日々雑録
ブツネタ438「寺号標札の製作」
2019/05/23(木)
ブツネタ
これ、何かわかりますか?

お寺の標札、掛け板です。
墨で書かれた山号と寺号が、日に焼けてしまって、
なんて書いてあるかわからない状態になっています。
この度、この掛板を新しくして欲しいとご依頼を頂きました。
とはいえ、ただ新しくするのであれば、
板を用意して、墨で書いて、コーティングして、
完成して、取り付けました! で終わりなんですが、
今回は、
既存の文字を復元し、新しい板に写し、墨で書くのではなく、
彫って表現するというご依頼でした。
歴代のご住職が書かれた文字の復元は、
照明の角度を変えて、何枚も撮影し、
その画像を取り込んで、画像を補整し、

夜な夜な作業・・

そして、
何とか、ここまでは こぎつけたのですが、

「寺」の字がどうしても復元できず。
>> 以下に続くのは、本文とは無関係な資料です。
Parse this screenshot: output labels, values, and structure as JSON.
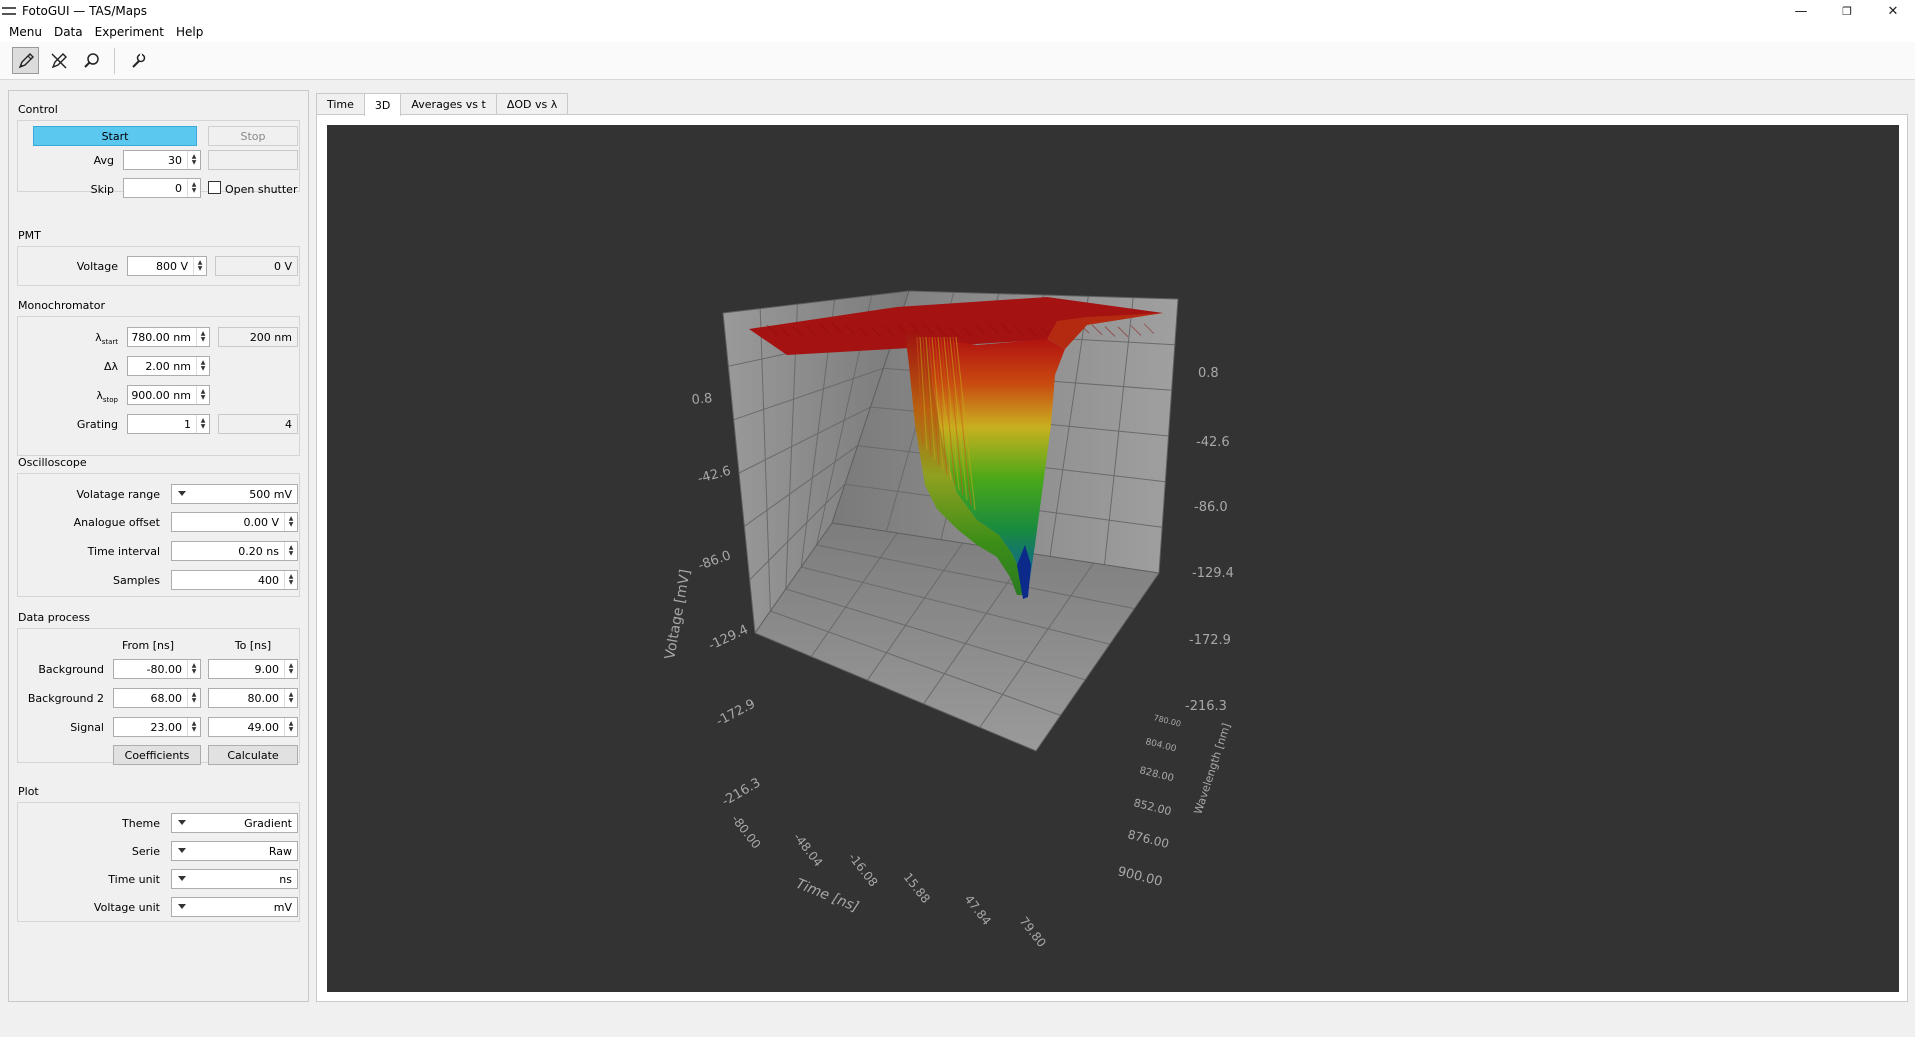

。。
かなり時間をかけ、寺の字を書いてみたものの、
しっくりくる「寺」を書けず。。。
お寺の山門に掛ける標札ですので、妥協するのも違和感が残ります。
そして、別案として浮上したのが、
過去帳に残されたこちらの字。


過去帳に残された、歴代住職の山号と寺号の字。
くっきりはっきり読み取れます☆
板に転写するとこんな感じ。
なかなか、かっこいい字です。

板は、尾州桧。
目の細かい良材を厳選しました。

文字を起こしたのが、こちら。

さらに、「方」と「寺」を離すことにして、
これが最終決定の文字となりました。

こちらを、今回は手彫りではなく、レーザーにて文字を彫刻。
こちらは彫刻後、彫った中に色を入れた後の写真です。

その後、コーティングをして完成。
取付け完了後はこんな感じ。



彫ってないように見えるかもしれませんが、
結構深く彫れています。
画像を補整したら、わかりやすくなりました。

結構深いでしょ。
手で彫ることが第一と考えておりましたし、
実際、手彫りの方が味があり、その良さもわかっているつもりですが、
今回のように、字を復元したり、データ化して文字を起こす場合、
機械に頼ることもアリだな、っと。
まずは、お客様に喜んで頂くことですね。